By Demola Akinyemi
As Muslim faithful across Kwara State shun mosques last Friday for Jumat service because of the stringent conditions attached to it, the Christians are preparing to resume Church service today, Vanguard findings have revealed.
Kwara State Chairman of Christian Association of Nigeria (CAN) Most Reverend Paul Olawoore told Vanguard weekend that the churches in the state are prepared to resume worship today, provided all the conditions are met.
He said a committee had been put in place to monitor compliance of the conditions which include infrared to check members temperature, sanitiser and handwashing equipment and compulsory nose masks for all members.
CAN chairman yesterday morning said already he had visited three churches which had complied with the directive, while monitoring of the churches still continues.
“All these equipment must be in place and some churches have already procured nose masks for those who might not come with theirs because everyone must use the nose mask. I have visited three churches and they complied with the directives,” he told Vanguard.
Meanwhile a Christian, Mrs Christiana Oladeji told Vanguard that her family won’t attend Sunday Worship tomorrow because she couldn’t leave her three growing up children of ages 1,3, and 4 at home and attend service.

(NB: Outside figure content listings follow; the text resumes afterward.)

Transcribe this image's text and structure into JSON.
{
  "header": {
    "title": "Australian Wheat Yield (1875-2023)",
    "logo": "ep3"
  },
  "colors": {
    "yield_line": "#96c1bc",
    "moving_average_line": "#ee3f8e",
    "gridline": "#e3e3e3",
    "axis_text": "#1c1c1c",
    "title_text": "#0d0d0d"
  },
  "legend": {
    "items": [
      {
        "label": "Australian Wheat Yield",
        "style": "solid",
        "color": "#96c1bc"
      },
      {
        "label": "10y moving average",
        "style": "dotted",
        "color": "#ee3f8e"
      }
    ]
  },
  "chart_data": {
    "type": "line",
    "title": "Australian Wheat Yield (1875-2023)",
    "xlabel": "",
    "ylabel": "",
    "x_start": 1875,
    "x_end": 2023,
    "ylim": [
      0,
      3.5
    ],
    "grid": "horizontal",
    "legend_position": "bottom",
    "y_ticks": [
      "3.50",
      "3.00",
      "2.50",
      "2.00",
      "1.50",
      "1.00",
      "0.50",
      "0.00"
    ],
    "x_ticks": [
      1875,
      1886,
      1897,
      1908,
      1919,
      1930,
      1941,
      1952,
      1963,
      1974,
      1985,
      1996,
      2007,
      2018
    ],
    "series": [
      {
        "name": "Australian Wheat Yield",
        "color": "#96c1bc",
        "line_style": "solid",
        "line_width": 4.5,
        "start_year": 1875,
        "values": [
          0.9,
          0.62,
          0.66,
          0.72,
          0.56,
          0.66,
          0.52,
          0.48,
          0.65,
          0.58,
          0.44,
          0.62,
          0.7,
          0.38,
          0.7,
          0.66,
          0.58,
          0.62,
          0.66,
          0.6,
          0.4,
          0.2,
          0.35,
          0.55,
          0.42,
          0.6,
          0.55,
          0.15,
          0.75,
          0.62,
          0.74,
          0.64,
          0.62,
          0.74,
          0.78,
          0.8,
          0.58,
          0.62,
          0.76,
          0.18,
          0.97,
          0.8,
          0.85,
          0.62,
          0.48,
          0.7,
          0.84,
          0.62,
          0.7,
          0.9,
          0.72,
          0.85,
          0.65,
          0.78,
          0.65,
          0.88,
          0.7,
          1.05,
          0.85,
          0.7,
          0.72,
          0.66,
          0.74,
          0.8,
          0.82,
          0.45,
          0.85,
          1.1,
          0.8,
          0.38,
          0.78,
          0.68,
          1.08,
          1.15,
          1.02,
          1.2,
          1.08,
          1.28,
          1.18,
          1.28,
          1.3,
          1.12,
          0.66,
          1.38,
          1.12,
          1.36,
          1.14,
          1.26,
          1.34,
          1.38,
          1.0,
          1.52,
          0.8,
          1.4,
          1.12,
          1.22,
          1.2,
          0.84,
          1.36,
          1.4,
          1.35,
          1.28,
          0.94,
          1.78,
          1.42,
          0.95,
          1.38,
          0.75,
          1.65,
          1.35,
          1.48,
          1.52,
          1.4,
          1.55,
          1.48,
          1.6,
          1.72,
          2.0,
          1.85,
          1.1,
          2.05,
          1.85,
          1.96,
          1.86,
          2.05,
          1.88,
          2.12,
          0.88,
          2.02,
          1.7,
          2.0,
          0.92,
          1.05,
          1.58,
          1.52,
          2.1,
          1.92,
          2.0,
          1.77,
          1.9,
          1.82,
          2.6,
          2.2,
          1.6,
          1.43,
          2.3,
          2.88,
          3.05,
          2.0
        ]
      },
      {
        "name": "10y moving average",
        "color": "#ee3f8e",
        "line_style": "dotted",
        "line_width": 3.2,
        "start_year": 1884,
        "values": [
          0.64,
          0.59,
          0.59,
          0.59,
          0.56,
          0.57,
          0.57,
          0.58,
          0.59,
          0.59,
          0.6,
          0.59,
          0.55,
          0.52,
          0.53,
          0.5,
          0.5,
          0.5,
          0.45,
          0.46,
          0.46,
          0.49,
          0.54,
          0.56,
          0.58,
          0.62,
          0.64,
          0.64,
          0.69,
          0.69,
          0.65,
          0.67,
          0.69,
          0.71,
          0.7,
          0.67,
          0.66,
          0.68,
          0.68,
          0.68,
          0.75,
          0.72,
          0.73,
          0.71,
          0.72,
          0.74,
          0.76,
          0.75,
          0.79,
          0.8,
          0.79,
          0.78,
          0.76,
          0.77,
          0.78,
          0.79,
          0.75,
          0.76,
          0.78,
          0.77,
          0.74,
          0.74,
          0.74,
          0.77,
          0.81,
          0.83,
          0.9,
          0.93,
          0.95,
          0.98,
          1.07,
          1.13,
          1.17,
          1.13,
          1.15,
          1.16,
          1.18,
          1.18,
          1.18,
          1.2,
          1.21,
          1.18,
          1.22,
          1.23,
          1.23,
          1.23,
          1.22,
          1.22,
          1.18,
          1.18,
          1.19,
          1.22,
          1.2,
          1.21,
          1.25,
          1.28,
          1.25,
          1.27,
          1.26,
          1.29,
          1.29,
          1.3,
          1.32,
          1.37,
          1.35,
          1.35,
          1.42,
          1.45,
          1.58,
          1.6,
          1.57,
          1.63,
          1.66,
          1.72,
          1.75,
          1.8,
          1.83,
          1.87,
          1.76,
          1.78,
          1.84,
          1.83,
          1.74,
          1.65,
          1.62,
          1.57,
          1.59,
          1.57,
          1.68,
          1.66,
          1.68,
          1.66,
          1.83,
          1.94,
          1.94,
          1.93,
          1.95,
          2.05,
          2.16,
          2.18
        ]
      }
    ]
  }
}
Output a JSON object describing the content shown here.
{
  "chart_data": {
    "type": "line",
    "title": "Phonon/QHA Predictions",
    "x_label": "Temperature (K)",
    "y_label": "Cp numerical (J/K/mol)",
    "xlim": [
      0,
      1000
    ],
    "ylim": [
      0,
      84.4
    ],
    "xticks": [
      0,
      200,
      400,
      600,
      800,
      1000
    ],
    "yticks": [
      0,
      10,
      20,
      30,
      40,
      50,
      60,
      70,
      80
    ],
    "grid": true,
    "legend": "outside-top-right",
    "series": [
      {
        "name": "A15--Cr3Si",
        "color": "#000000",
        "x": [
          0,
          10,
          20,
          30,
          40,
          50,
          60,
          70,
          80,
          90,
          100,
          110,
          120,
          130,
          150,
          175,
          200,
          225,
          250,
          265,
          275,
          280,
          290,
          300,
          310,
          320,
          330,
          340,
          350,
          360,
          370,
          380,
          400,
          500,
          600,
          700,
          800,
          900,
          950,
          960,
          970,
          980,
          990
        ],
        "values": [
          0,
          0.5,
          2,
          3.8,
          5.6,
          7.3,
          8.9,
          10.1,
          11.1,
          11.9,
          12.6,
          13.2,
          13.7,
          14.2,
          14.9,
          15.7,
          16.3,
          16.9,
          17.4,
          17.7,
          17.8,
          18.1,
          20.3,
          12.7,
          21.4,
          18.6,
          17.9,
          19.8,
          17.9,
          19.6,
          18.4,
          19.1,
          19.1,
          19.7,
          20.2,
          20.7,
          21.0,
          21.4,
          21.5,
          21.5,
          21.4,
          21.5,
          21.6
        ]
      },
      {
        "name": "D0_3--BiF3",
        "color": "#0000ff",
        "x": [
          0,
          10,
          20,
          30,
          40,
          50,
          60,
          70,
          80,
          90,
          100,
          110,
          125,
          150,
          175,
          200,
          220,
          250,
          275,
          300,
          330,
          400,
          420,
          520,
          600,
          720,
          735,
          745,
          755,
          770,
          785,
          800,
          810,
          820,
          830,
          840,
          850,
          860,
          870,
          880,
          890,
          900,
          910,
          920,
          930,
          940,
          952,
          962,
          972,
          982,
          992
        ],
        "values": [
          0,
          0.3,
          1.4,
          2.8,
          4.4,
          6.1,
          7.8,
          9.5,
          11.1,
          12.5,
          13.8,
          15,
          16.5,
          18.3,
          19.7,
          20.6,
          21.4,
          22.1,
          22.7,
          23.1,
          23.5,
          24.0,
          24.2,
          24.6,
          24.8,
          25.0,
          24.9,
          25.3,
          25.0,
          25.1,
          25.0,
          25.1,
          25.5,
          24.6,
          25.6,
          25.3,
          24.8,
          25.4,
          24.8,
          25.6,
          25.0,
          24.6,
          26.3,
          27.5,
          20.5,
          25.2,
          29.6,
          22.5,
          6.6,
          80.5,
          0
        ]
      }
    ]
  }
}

Meanwhile, virtually all the mosques in Ilorin, Kwara State capital remained under lock on Friday as they were not opened for worship in strict adherence to the directive of Council of Ulamas until the guidelines were reviewed by the government.
The guidelines are members above age 65, should stay away from the mosque, while ablution must be performed at home before coming to the mosque among others.
Muslim faithful in Ilorin, Tunde Olarinoye in his reaction told Vanguard that nobody in his right senses would go for Jumat service because the conditions attached to it are not realisable,” So I just stayed in my house.
He added: “Most of the Imams are over 65, and we are to perform ablution from home, these are tough conditions”.
In its resolutions issued shortly after the council meeting held on Thursday, the Secretary of Council of Ulama, Justice Salihu Olohuntoyin Mohammed (rtd) said, “The conditions released by the state government are very difficult to adhere to based on our peculiarities.”
According to him, “Majority of stakeholders are about the age limit of 65 years listed for non-participation in prayers/jumat service. In Islamic parlance, Imams are the leaders of congregations and the majority of them are within the age bracket of 65 and above.
“We also observed that each of the conditions listed by the government cannot be implemented due to the fact they are very difficult to be enforced strictly. We urge the government to allow Jumat mosques to remain closed in the interim and ensure review of the guidelines.”
The group, therefore, maintained that the actions are taken in line with the safety protocols of the federal government/Nigeria Centre for Disease Control, (NCDC) and advised worshipers to remain law-abiding.